Performance on HPC

For detailed instructions on deploying FANTASIA in an HPC environment, please refer to the HPC Deployment Guide.

Input Data

The input dataset used for this performance evaluation consists of all protein sequences from Mus musculus (house mouse) available in UniProt:

  • Source: UniProtKB REST API

  • Taxonomy: Mus musculus (species-level dataset)

  • Total sequences: 87,492

The dataset will be processed using FANTASIA on an HPC system to evaluate performance in terms of execution time, resource utilization, and scalability.

Execution Parameters

General Settings

  • Maximum number of worker threads for parallel processing: max_workers: 50

  • Reference tag used for lookup operations: lookup_reference_tag: GOA2022

  • K-closest protein to consider for lookup: limit_per_entry: 1

  • Prefix for output file names: fantasia_prefix: uniprotkb_taxonomy_id_10090_2025_03_13

  • Threshold for sequence length filtering: length_filter: 5000000

  • Threshold for redundancy filtering: redundancy_filter: 0.95

  • Number of sequences to package in each queue batch: sequence_queue_package: 1024

  • Delete queues after processing: delete_queues: True

Embedding Configuration

  • Distance metric: distance_metric: "<->" (options: "<=>" for cosine or "<->" for Euclidean)

  • Models: - ESM:

    • Enabled: True

    • Distance threshold: 1.5

    • Batch size: 256

    • Prost-T5: - Enabled: True - Distance threshold: 1.5 - Batch size: 256

    • Prot-T5: - Enabled: True - Distance threshold: 3 - Batch size: 256

Functional Analysis

  • Enable Gene Ontology enrichment analysis using TopGO: topgo: True

Hardware Configuration

The execution was performed on an HPC node equipped with:

  • CPU: 256 cores

  • Total RAM: 100GB

  • GPU Model: NVIDIA A100-SXM4-80GB

  • CUDA Version: 12.2

  • Driver Version: 535.230.02

  • Available GPUs: 4

  • GPUs in use: 1

Although more CPU cores were available, the execution was limited to 50 worker threads for parallel processing.

Summary

  • 100 workers allow parallel execution of queries.

  • No sequence length filtering (value set extremely high).

  • CD-HIT at 95% sequence identity to remove redundancy.

  • Only proteins from GOA2022 are used as reference.

  • Euclidean distance metric is applied.

  • Batch size of 256 for all three embedding models.

  • Execution performed on NVIDIA A100 GPUs with CUDA 12.2.

  • Only 1 GPU was used, despite 4 being available.

  • 256 CPU cores available, but only 50 were used.

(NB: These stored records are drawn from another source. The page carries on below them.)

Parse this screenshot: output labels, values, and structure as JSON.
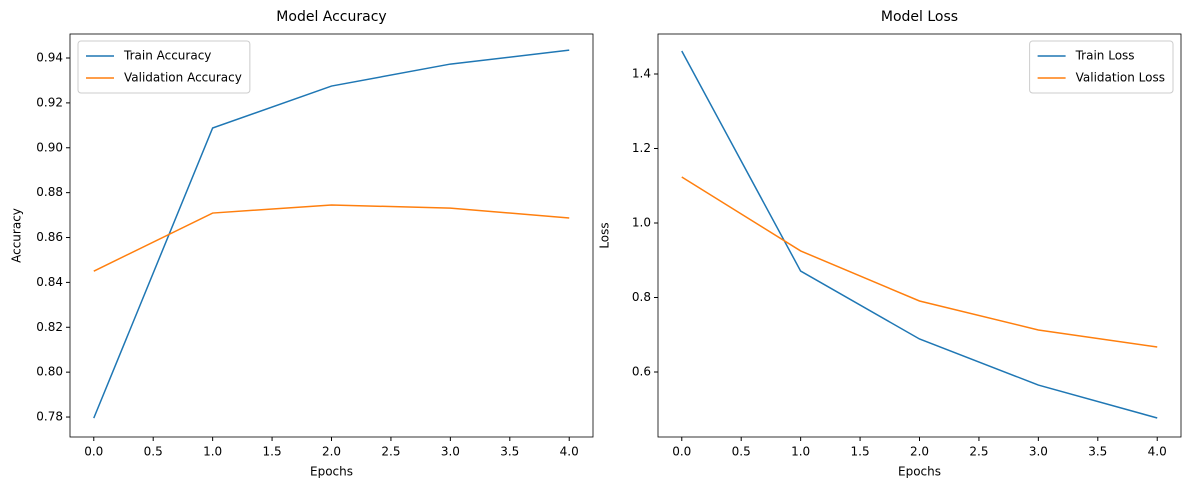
{
  "chart_data": [
    {
      "type": "line",
      "title": "Model Accuracy",
      "x_label": "Epochs",
      "y_label": "Accuracy",
      "x": [
        0,
        1,
        2,
        3,
        4
      ],
      "series": [
        {
          "name": "Train Accuracy",
          "color": "#1f77b4",
          "values": [
            0.7795,
            0.9088,
            0.9275,
            0.9373,
            0.9435
          ]
        },
        {
          "name": "Validation Accuracy",
          "color": "#ff7f0e",
          "values": [
            0.845,
            0.8709,
            0.8745,
            0.8731,
            0.8687
          ]
        }
      ],
      "xlim": [
        -0.2,
        4.2
      ],
      "xticks": [
        {
          "value": 0,
          "label": "0.0"
        },
        0.5,
        {
          "value": 1,
          "label": "1.0"
        },
        1.5,
        {
          "value": 2,
          "label": "2.0"
        },
        2.5,
        {
          "value": 3,
          "label": "3.0"
        },
        3.5,
        {
          "value": 4,
          "label": "4.0"
        }
      ],
      "ylim": [
        0.7711,
        0.9507
      ],
      "yticks": [
        0.78,
        {
          "value": 0.8,
          "label": "0.80"
        },
        0.82,
        0.84,
        0.86,
        0.88,
        {
          "value": 0.9,
          "label": "0.90"
        },
        0.92,
        0.94
      ],
      "legend": "upper-left"
    },
    {
      "type": "line",
      "title": "Model Loss",
      "x_label": "Epochs",
      "y_label": "Loss",
      "x": [
        0,
        1,
        2,
        3,
        4
      ],
      "series": [
        {
          "name": "Train Loss",
          "color": "#1f77b4",
          "values": [
            1.4617,
            0.871,
            0.6886,
            0.565,
            0.4765
          ]
        },
        {
          "name": "Validation Loss",
          "color": "#ff7f0e",
          "values": [
            1.1235,
            0.925,
            0.7906,
            0.7128,
            0.667
          ]
        }
      ],
      "xlim": [
        -0.2,
        4.2
      ],
      "xticks": [
        {
          "value": 0,
          "label": "0.0"
        },
        0.5,
        {
          "value": 1,
          "label": "1.0"
        },
        1.5,
        {
          "value": 2,
          "label": "2.0"
        },
        2.5,
        {
          "value": 3,
          "label": "3.0"
        },
        3.5,
        {
          "value": 4,
          "label": "4.0"
        }
      ],
      "ylim": [
        0.4255,
        1.5074
      ],
      "yticks": [
        0.6,
        0.8,
        {
          "value": 1,
          "label": "1.0"
        },
        1.2,
        1.4
      ],
      "legend": "upper-right"
    }
  ]
}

  • 100GB of RAM available during execution.

Execution Times

Embedding Generation

The execution times for generating embeddings with different models are summarized below:

Model

Total Time

Time per Sample

ESM

18 min 21 sec

12.59 ms/sample

ProSTT5

1 hr 51 min 37 sec

76.55 ms/sample

ProtT5

2 hr 1 min 6 sec

83.05 ms/sample

Lookup Processing

Lookup operations were performed after embedding generation, with the following performance:

Operation

Total Time

Time per Sample

Lookup

9 hr 25 min 7 sec

387.54 ms/sample

Conclusions

  • ESM is the fastest model, processing each sample in 12.59 ms.

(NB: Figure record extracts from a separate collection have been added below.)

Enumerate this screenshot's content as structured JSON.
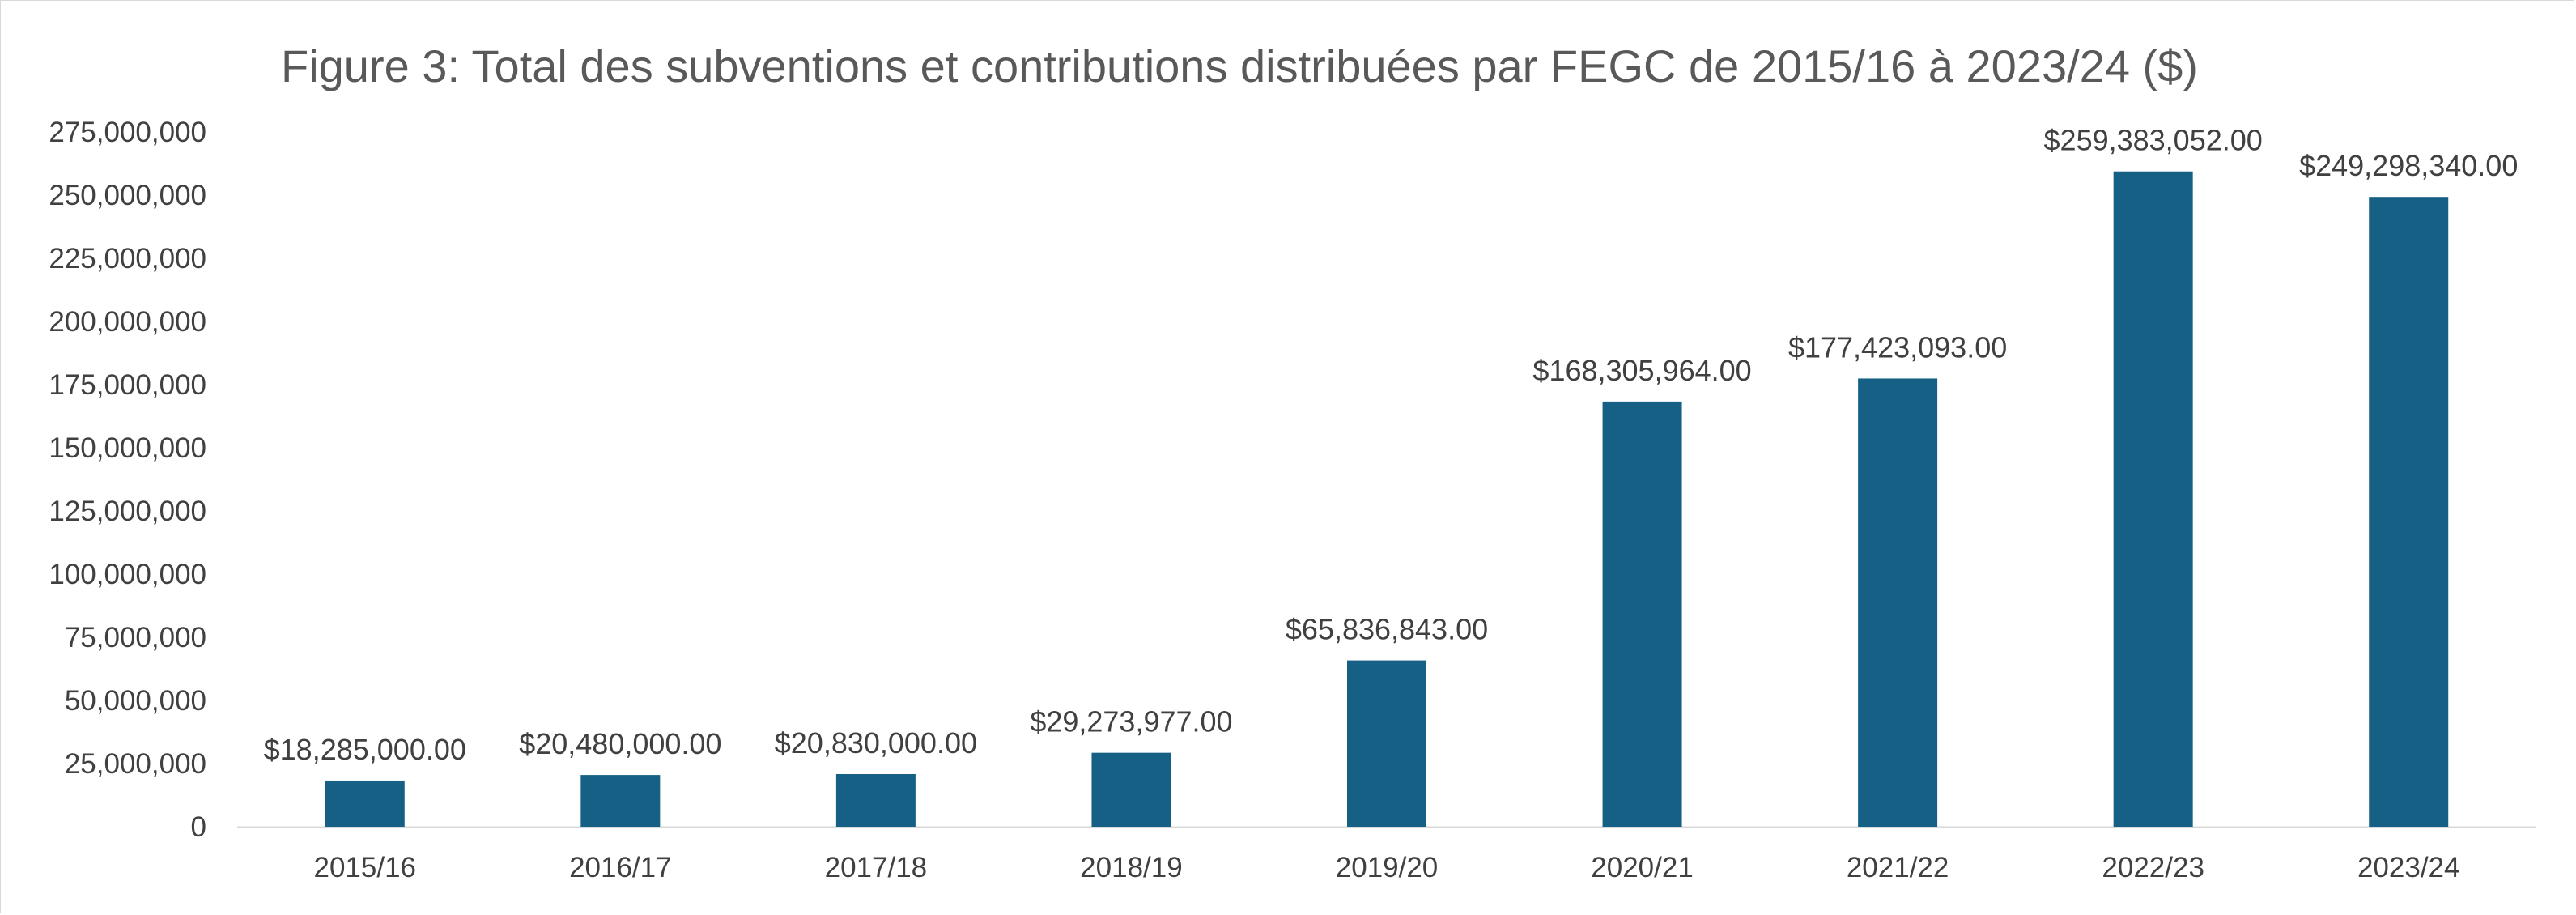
{
  "colors": {
    "bar": "#176085",
    "axis": "#d9d9d9",
    "text": "#404040",
    "title": "#595959"
  },
  "chart_data": {
    "type": "bar",
    "title": "Figure 3: Total des subventions et contributions distribuées par FEGC de 2015/16 à 2023/24 ($)",
    "xlabel": "",
    "ylabel": "",
    "grid": false,
    "legend": "none",
    "ylim": [
      0,
      275000000
    ],
    "yticks": [
      0,
      25000000,
      50000000,
      75000000,
      100000000,
      125000000,
      150000000,
      175000000,
      200000000,
      225000000,
      250000000,
      275000000
    ],
    "ytick_labels": [
      "0",
      "25,000,000",
      "50,000,000",
      "75,000,000",
      "100,000,000",
      "125,000,000",
      "150,000,000",
      "175,000,000",
      "200,000,000",
      "225,000,000",
      "250,000,000",
      "275,000,000"
    ],
    "categories": [
      "2015/16",
      "2016/17",
      "2017/18",
      "2018/19",
      "2019/20",
      "2020/21",
      "2021/22",
      "2022/23",
      "2023/24"
    ],
    "values": [
      18285000,
      20480000,
      20830000,
      29273977,
      65836843,
      168305964,
      177423093,
      259383052,
      249298340
    ],
    "data_labels": [
      "$18,285,000.00",
      "$20,480,000.00",
      "$20,830,000.00",
      "$29,273,977.00",
      "$65,836,843.00",
      "$168,305,964.00",
      "$177,423,093.00",
      "$259,383,052.00",
      "$249,298,340.00"
    ]
  }
}
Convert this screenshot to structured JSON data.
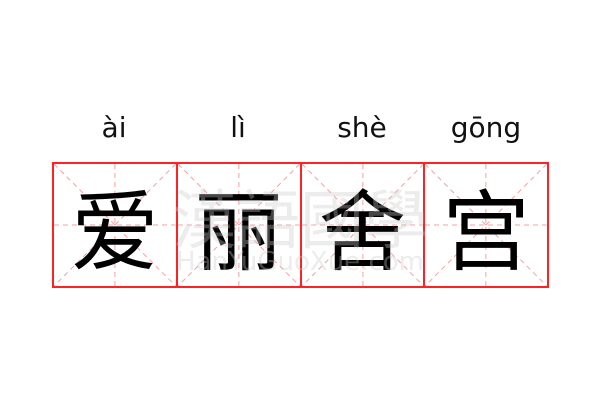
{
  "pinyin": [
    "ài",
    "lì",
    "shè",
    "gōng"
  ],
  "characters": [
    "爱",
    "丽",
    "舍",
    "宫"
  ],
  "watermark": {
    "chinese": "漢語國學",
    "latin": "HanYuGuoXue.com"
  },
  "colors": {
    "grid": "#ff2222",
    "guide": "#f6a0a0",
    "text": "#000000"
  }
}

  • ProSTT5 and ProtT5 are significantly slower, with times of 76.55 ms and 83.05 ms per sample, respectively.

  • Lookup is the bottleneck, taking 4.5 times longer than embedding generation at 387.54 ms per sample.

  • Further optimization of lookup operations (e.g., parallelization improvements or better GPU utilization) could significantly reduce processing time.